Takeaway: This is a book that should be read, because even if you really disagree with it, the ideas are important.
I have a tendency (probably bad) to read a lot of books at the same time. What that means is that I often will put something to the side for a while before coming back to it.
I recently came back to finish the last chapter of Flickering Pixels. I read it as part of a group blogging project hosted on ChurchChrunch. I have already posted three times about this book but I wanted to post one more time to wrap it up.
I am very conflicted about this book. Hipps really likes to make big statements to shock you into thinking about his ideas.
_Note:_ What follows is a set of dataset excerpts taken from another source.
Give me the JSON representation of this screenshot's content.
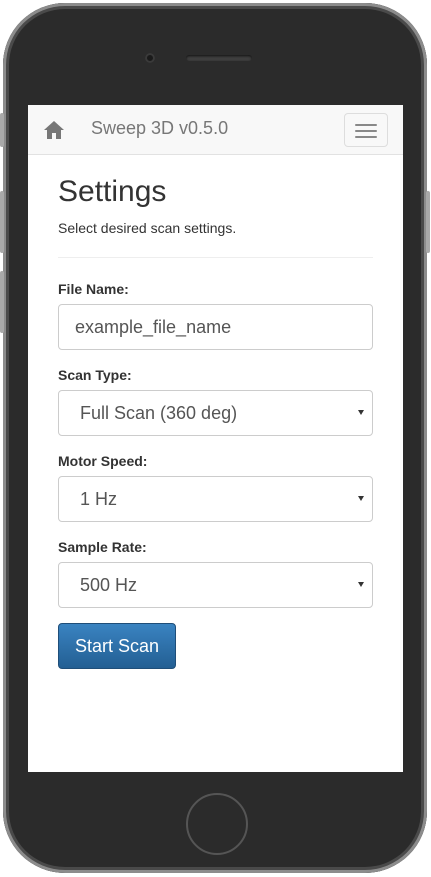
{
  "app": {
    "brand": "Sweep 3D v0.5.0"
  },
  "page": {
    "title": "Settings",
    "subtitle": "Select desired scan settings."
  },
  "form": {
    "file_name": {
      "label": "File Name:",
      "value": "example_file_name"
    },
    "scan_type": {
      "label": "Scan Type:",
      "value": "Full Scan (360 deg)"
    },
    "motor_speed": {
      "label": "Motor Speed:",
      "value": "1 Hz"
    },
    "sample_rate": {
      "label": "Sample Rate:",
      "value": "500 Hz"
    },
    "submit_label": "Start Scan"
  },
  "icons": {
    "home": "home-icon",
    "menu": "hamburger-menu-icon",
    "dropdown": "caret-down-icon"
  },
  "colors": {
    "primary": "#2a6aa3",
    "navbar_bg": "#f8f8f8",
    "device_body": "#2b2b2b"
  }
}
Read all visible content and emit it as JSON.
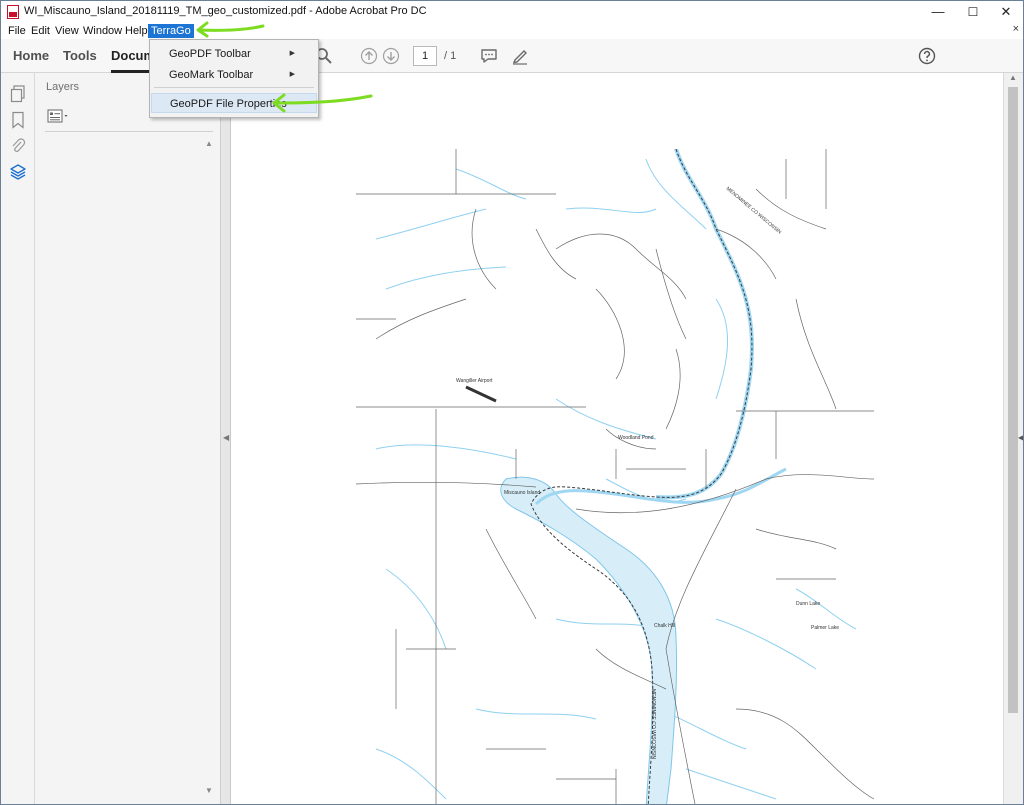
{
  "window": {
    "title": "WI_Miscauno_Island_20181119_TM_geo_customized.pdf - Adobe Acrobat Pro DC",
    "minimize": "—",
    "maximize": "☐",
    "close": "✕"
  },
  "menubar": {
    "items": [
      "File",
      "Edit",
      "View",
      "Window",
      "Help",
      "TerraGo"
    ],
    "active": "TerraGo",
    "close_doc": "×"
  },
  "toolbar": {
    "tabs": [
      "Home",
      "Tools",
      "Docum"
    ],
    "selected_tab": "Docum",
    "current_page": "1",
    "page_total": "/ 1"
  },
  "terrago_menu": {
    "items": [
      {
        "label": "GeoPDF Toolbar",
        "submenu": true
      },
      {
        "label": "GeoMark Toolbar",
        "submenu": true
      },
      {
        "label": "GeoPDF File Properties",
        "submenu": false
      }
    ],
    "highlighted": "GeoPDF File Properties"
  },
  "layers_panel": {
    "title": "Layers"
  },
  "map_labels": {
    "airport": "Wangiller Airport",
    "pond": "Woodland Pond",
    "island": "Miscauno Island",
    "hill": "Chalk Hill",
    "lake1": "Dunn Lake",
    "lake2": "Palmer Lake",
    "river_ne": "MENOMINEE CO WISCONSIN",
    "river_s": "MENOMINEE CO WISCONSIN"
  },
  "annotation": {
    "color": "#7ddc1f"
  }
}
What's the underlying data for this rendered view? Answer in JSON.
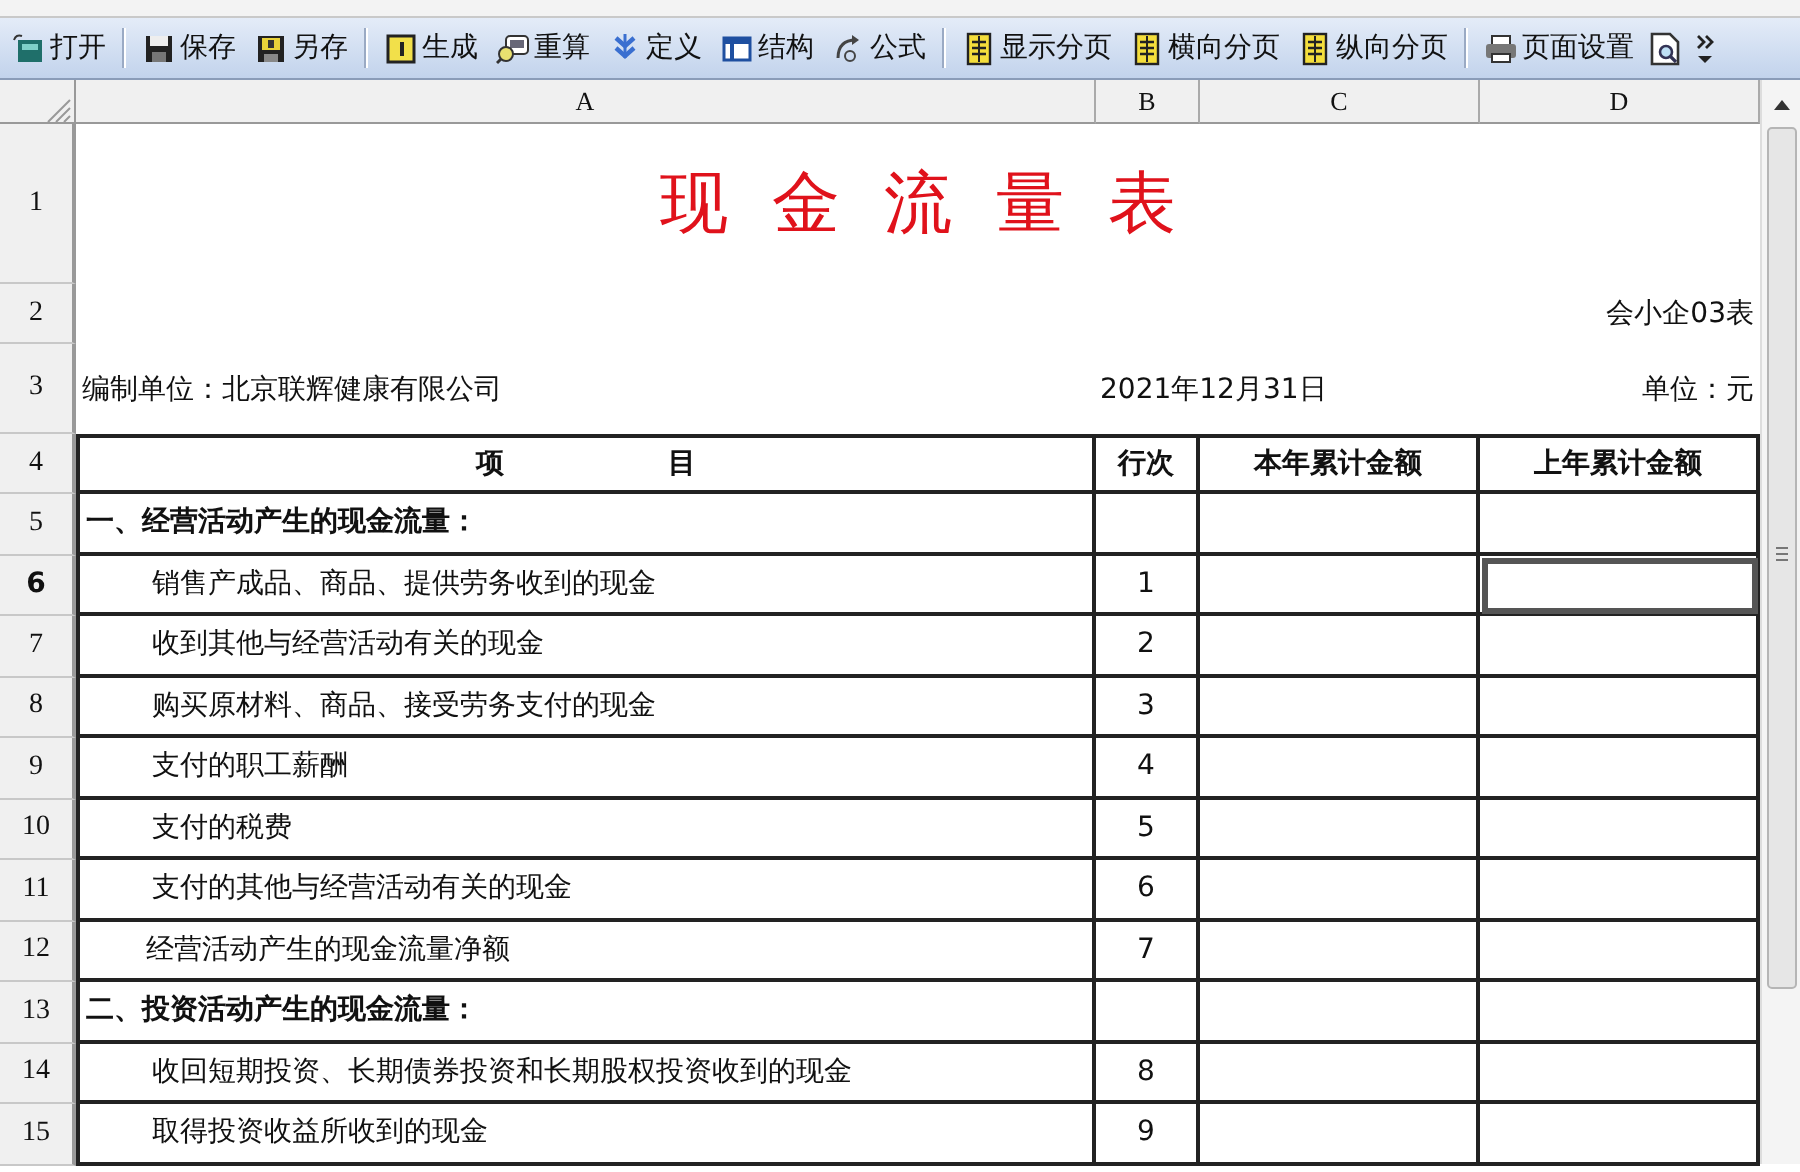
{
  "toolbar": [
    {
      "kind": "open",
      "label": "打开"
    },
    {
      "kind": "separator"
    },
    {
      "kind": "save",
      "label": "保存"
    },
    {
      "kind": "saveas",
      "label": "另存"
    },
    {
      "kind": "separator"
    },
    {
      "kind": "generate",
      "label": "生成"
    },
    {
      "kind": "recalc",
      "label": "重算"
    },
    {
      "kind": "define",
      "label": "定义"
    },
    {
      "kind": "structure",
      "label": "结构"
    },
    {
      "kind": "formula",
      "label": "公式"
    },
    {
      "kind": "separator"
    },
    {
      "kind": "page",
      "label": "显示分页"
    },
    {
      "kind": "page",
      "label": "横向分页"
    },
    {
      "kind": "page",
      "label": "纵向分页"
    },
    {
      "kind": "separator"
    },
    {
      "kind": "pagesetup",
      "label": "页面设置"
    },
    {
      "kind": "preview"
    },
    {
      "kind": "overflow"
    }
  ],
  "columns": [
    {
      "label": "A"
    },
    {
      "label": "B"
    },
    {
      "label": "C"
    },
    {
      "label": "D"
    }
  ],
  "rows": [
    {
      "number": "1",
      "selected": false,
      "kind": "title",
      "text": "现 金 流 量 表"
    },
    {
      "number": "2",
      "selected": false,
      "kind": "note",
      "text": "会小企03表"
    },
    {
      "number": "3",
      "selected": false,
      "kind": "info",
      "left": "编制单位：北京联辉健康有限公司",
      "middle": "2021年12月31日",
      "right": "单位：元"
    },
    {
      "number": "4",
      "selected": false,
      "kind": "header",
      "cells": [
        {
          "text": "项 目",
          "selected": false
        },
        {
          "text": "行次",
          "selected": false
        },
        {
          "text": "本年累计金额",
          "selected": false
        },
        {
          "text": "上年累计金额",
          "selected": false
        }
      ]
    },
    {
      "number": "5",
      "selected": false,
      "kind": "section",
      "cells": [
        {
          "text": "一、经营活动产生的现金流量：",
          "selected": false
        },
        {
          "selected": false
        },
        {
          "selected": false
        },
        {
          "selected": false
        }
      ]
    },
    {
      "number": "6",
      "selected": true,
      "kind": "item",
      "cells": [
        {
          "text": "销售产成品、商品、提供劳务收到的现金",
          "selected": false
        },
        {
          "text": "1",
          "selected": false
        },
        {
          "selected": false
        },
        {
          "selected": true
        }
      ]
    },
    {
      "number": "7",
      "selected": false,
      "kind": "item",
      "cells": [
        {
          "text": "收到其他与经营活动有关的现金",
          "selected": false
        },
        {
          "text": "2",
          "selected": false
        },
        {
          "selected": false
        },
        {
          "selected": false
        }
      ]
    },
    {
      "number": "8",
      "selected": false,
      "kind": "item",
      "cells": [
        {
          "text": "购买原材料、商品、接受劳务支付的现金",
          "selected": false
        },
        {
          "text": "3",
          "selected": false
        },
        {
          "selected": false
        },
        {
          "selected": false
        }
      ]
    },
    {
      "number": "9",
      "selected": false,
      "kind": "item",
      "cells": [
        {
          "text": "支付的职工薪酬",
          "selected": false
        },
        {
          "text": "4",
          "selected": false
        },
        {
          "selected": false
        },
        {
          "selected": false
        }
      ]
    },
    {
      "number": "10",
      "selected": false,
      "kind": "item",
      "cells": [
        {
          "text": "支付的税费",
          "selected": false
        },
        {
          "text": "5",
          "selected": false
        },
        {
          "selected": false
        },
        {
          "selected": false
        }
      ]
    },
    {
      "number": "11",
      "selected": false,
      "kind": "item",
      "cells": [
        {
          "text": "支付的其他与经营活动有关的现金",
          "selected": false
        },
        {
          "text": "6",
          "selected": false
        },
        {
          "selected": false
        },
        {
          "selected": false
        }
      ]
    },
    {
      "number": "12",
      "selected": false,
      "kind": "total",
      "cells": [
        {
          "text": "经营活动产生的现金流量净额",
          "selected": false
        },
        {
          "text": "7",
          "selected": false
        },
        {
          "selected": false
        },
        {
          "selected": false
        }
      ]
    },
    {
      "number": "13",
      "selected": false,
      "kind": "section",
      "cells": [
        {
          "text": "二、投资活动产生的现金流量：",
          "selected": false
        },
        {
          "selected": false
        },
        {
          "selected": false
        },
        {
          "selected": false
        }
      ]
    },
    {
      "number": "14",
      "selected": false,
      "kind": "item",
      "cells": [
        {
          "text": "收回短期投资、长期债券投资和长期股权投资收到的现金",
          "selected": false
        },
        {
          "text": "8",
          "selected": false
        },
        {
          "selected": false
        },
        {
          "selected": false
        }
      ]
    },
    {
      "number": "15",
      "selected": false,
      "kind": "item",
      "cells": [
        {
          "text": "取得投资收益所收到的现金",
          "selected": false
        },
        {
          "text": "9",
          "selected": false
        },
        {
          "selected": false
        },
        {
          "selected": false
        }
      ]
    }
  ]
}
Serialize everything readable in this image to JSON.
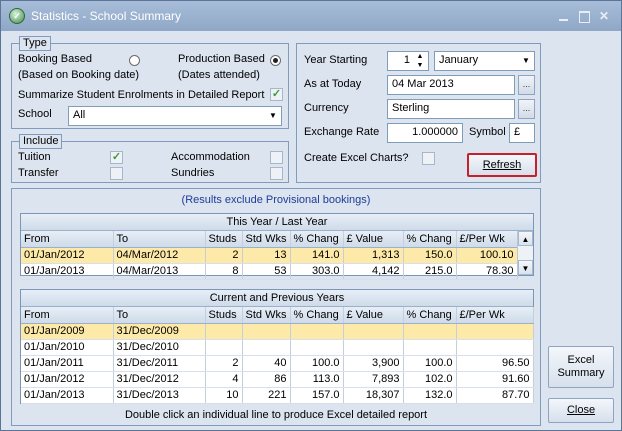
{
  "window": {
    "title": "Statistics - School Summary",
    "icon": "app-logo-icon"
  },
  "type_group": {
    "legend": "Type",
    "booking_based": "Booking Based",
    "booking_based_note": "(Based on Booking date)",
    "production_based": "Production Based",
    "production_based_note": "(Dates attended)",
    "selected": "production_based",
    "summarize_label": "Summarize Student Enrolments in Detailed Report",
    "summarize_checked": true,
    "school_label": "School",
    "school_value": "All"
  },
  "include_group": {
    "legend": "Include",
    "tuition": "Tuition",
    "tuition_checked": true,
    "accommodation": "Accommodation",
    "accommodation_checked": false,
    "transfer": "Transfer",
    "transfer_checked": false,
    "sundries": "Sundries",
    "sundries_checked": false
  },
  "options": {
    "year_starting_label": "Year Starting",
    "year_day": "1",
    "year_month": "January",
    "as_at_label": "As at Today",
    "as_at_value": "04 Mar 2013",
    "currency_label": "Currency",
    "currency_value": "Sterling",
    "exchange_label": "Exchange Rate",
    "exchange_value": "1.000000",
    "symbol_label": "Symbol",
    "symbol_value": "£",
    "excel_charts_label": "Create Excel Charts?",
    "excel_charts_checked": false,
    "refresh_label": "Refresh"
  },
  "results": {
    "note": "(Results exclude Provisional bookings)",
    "footer_note": "Double click an individual line to produce Excel detailed report"
  },
  "table1": {
    "title": "This Year / Last Year",
    "columns": [
      "From",
      "To",
      "Studs",
      "Std Wks",
      "% Chang",
      "£ Value",
      "% Chang",
      "£/Per Wk"
    ],
    "rows": [
      [
        "01/Jan/2012",
        "04/Mar/2012",
        "2",
        "13",
        "141.0",
        "1,313",
        "150.0",
        "100.10"
      ],
      [
        "01/Jan/2013",
        "04/Mar/2013",
        "8",
        "53",
        "303.0",
        "4,142",
        "215.0",
        "78.30"
      ]
    ]
  },
  "table2": {
    "title": "Current and Previous Years",
    "columns": [
      "From",
      "To",
      "Studs",
      "Std Wks",
      "% Chang",
      "£ Value",
      "% Chang",
      "£/Per Wk"
    ],
    "rows": [
      [
        "01/Jan/2009",
        "31/Dec/2009",
        "",
        "",
        "",
        "",
        "",
        ""
      ],
      [
        "01/Jan/2010",
        "31/Dec/2010",
        "",
        "",
        "",
        "",
        "",
        ""
      ],
      [
        "01/Jan/2011",
        "31/Dec/2011",
        "2",
        "40",
        "100.0",
        "3,900",
        "100.0",
        "96.50"
      ],
      [
        "01/Jan/2012",
        "31/Dec/2012",
        "4",
        "86",
        "113.0",
        "7,893",
        "102.0",
        "91.60"
      ],
      [
        "01/Jan/2013",
        "31/Dec/2013",
        "10",
        "221",
        "157.0",
        "18,307",
        "132.0",
        "87.70"
      ]
    ]
  },
  "buttons": {
    "excel_summary": "Excel Summary",
    "close": "Close"
  }
}
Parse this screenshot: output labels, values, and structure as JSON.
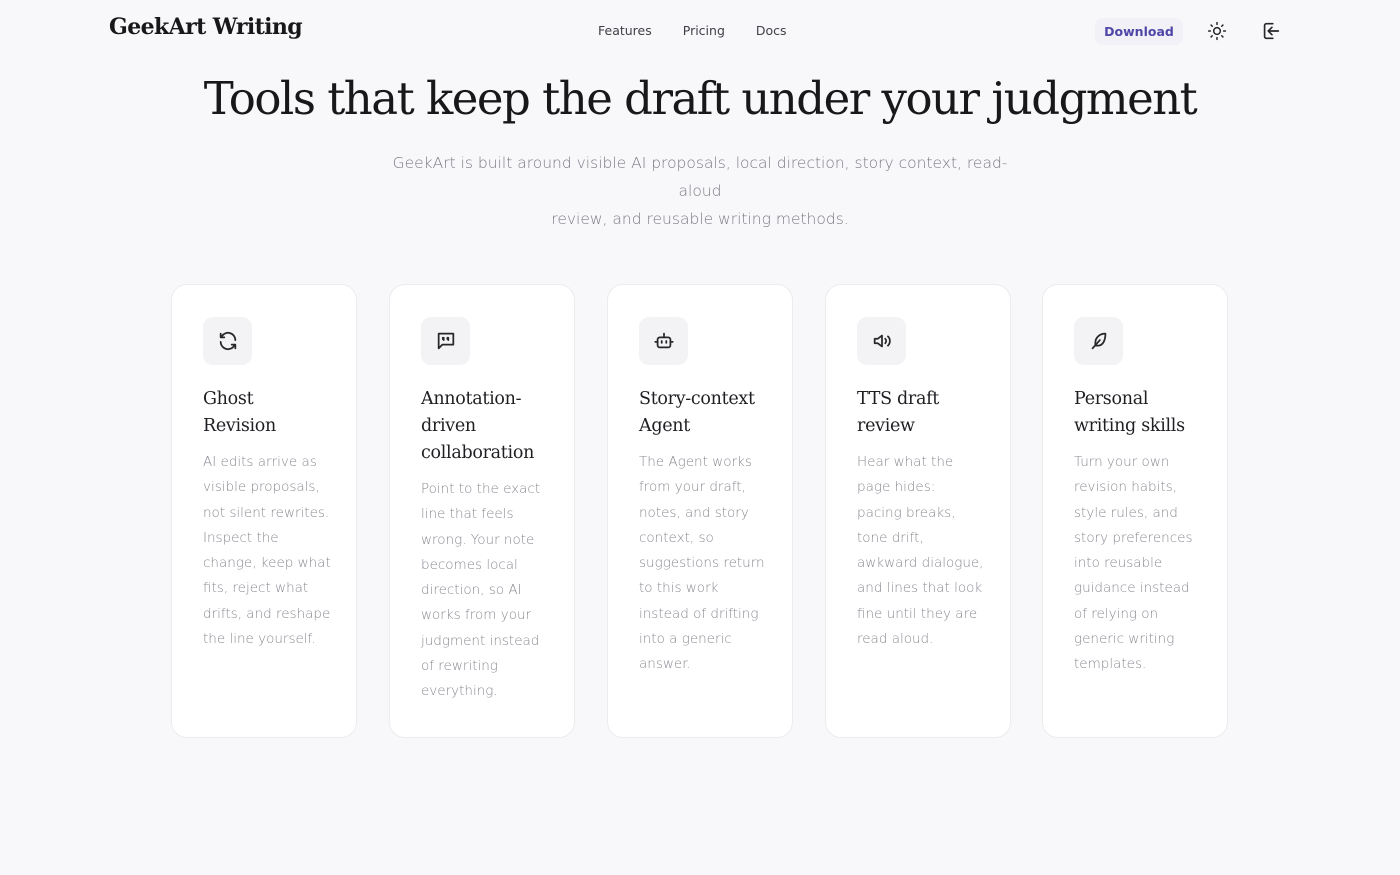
{
  "header": {
    "logo": "GeekArt Writing",
    "nav": [
      "Features",
      "Pricing",
      "Docs"
    ],
    "download_label": "Download"
  },
  "hero": {
    "title": "Tools that keep the draft under your judgment",
    "subtitle_line1": "GeekArt is built around visible AI proposals, local direction, story context, read-aloud",
    "subtitle_line2": "review, and reusable writing methods."
  },
  "features": [
    {
      "icon": "refresh-icon",
      "title_lines": [
        "Ghost",
        "Revision"
      ],
      "body_lines": [
        "AI edits arrive as",
        "visible proposals,",
        "not silent rewrites.",
        "Inspect the",
        "change, keep what",
        "fits, reject what",
        "drifts, and reshape",
        "the line yourself."
      ]
    },
    {
      "icon": "message-quote-icon",
      "title_lines": [
        "Annotation-",
        "driven",
        "collaboration"
      ],
      "body_lines": [
        "Point to the exact",
        "line that feels",
        "wrong. Your note",
        "becomes local",
        "direction, so AI",
        "works from your",
        "judgment instead",
        "of rewriting",
        "everything."
      ]
    },
    {
      "icon": "robot-icon",
      "title_lines": [
        "Story-context",
        "Agent"
      ],
      "body_lines": [
        "The Agent works",
        "from your draft,",
        "notes, and story",
        "context, so",
        "suggestions return",
        "to this work",
        "instead of drifting",
        "into a generic",
        "answer."
      ]
    },
    {
      "icon": "speaker-icon",
      "title_lines": [
        "TTS draft",
        "review"
      ],
      "body_lines": [
        "Hear what the",
        "page hides:",
        "pacing breaks,",
        "tone drift,",
        "awkward dialogue,",
        "and lines that look",
        "fine until they are",
        "read aloud."
      ]
    },
    {
      "icon": "feather-icon",
      "title_lines": [
        "Personal",
        "writing skills"
      ],
      "body_lines": [
        "Turn your own",
        "revision habits,",
        "style rules, and",
        "story preferences",
        "into reusable",
        "guidance instead",
        "of relying on",
        "generic writing",
        "templates."
      ]
    }
  ]
}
It reminds me of the book “Malcolm and Martin and America” by James H Cone.” Cone suggested that MLK was able to make many of the strides he was able to make precisely because Malcolm X was even more strident.
Hipps in some ways does that same thing all by himself. I had some very strong reactions to the early chapters of the book. (See my post on Chapter 2 and the comments). He frequently make very strong statements about how our current culture and the ways that we are communicating the gospel are changing the very nature of the gospel. The summary of my issue with Hipps is not that we shouldn’t think about the how our communication methods and attempt to communicate the gospel clearly, but that Hipps seems to suggest that our current changes are somehow fundamentally different from the previous changes in the culture and gospel transmission.
Without faith in the Holy Spirit preserving the church and the gospel message then we might need to have more concern. I am not saying we shouldn’t be concerned but that our concern should be tempered with trust. Our trust is not in our own ability to make better decisions or be more introspective, but our trust is in the Holy Spirit’s ability to know better than us how to preserve the church..
The part that I think that Hipps get right is the last chapter that I just read. In it he finally asserts that his message and medium thesis is really about the medium being the Church (universal) and that the message is based around the medium of the church. I have nothing to really disagree with about the final chapter, other than it seems to contradict much of the controversy of the previous chapters.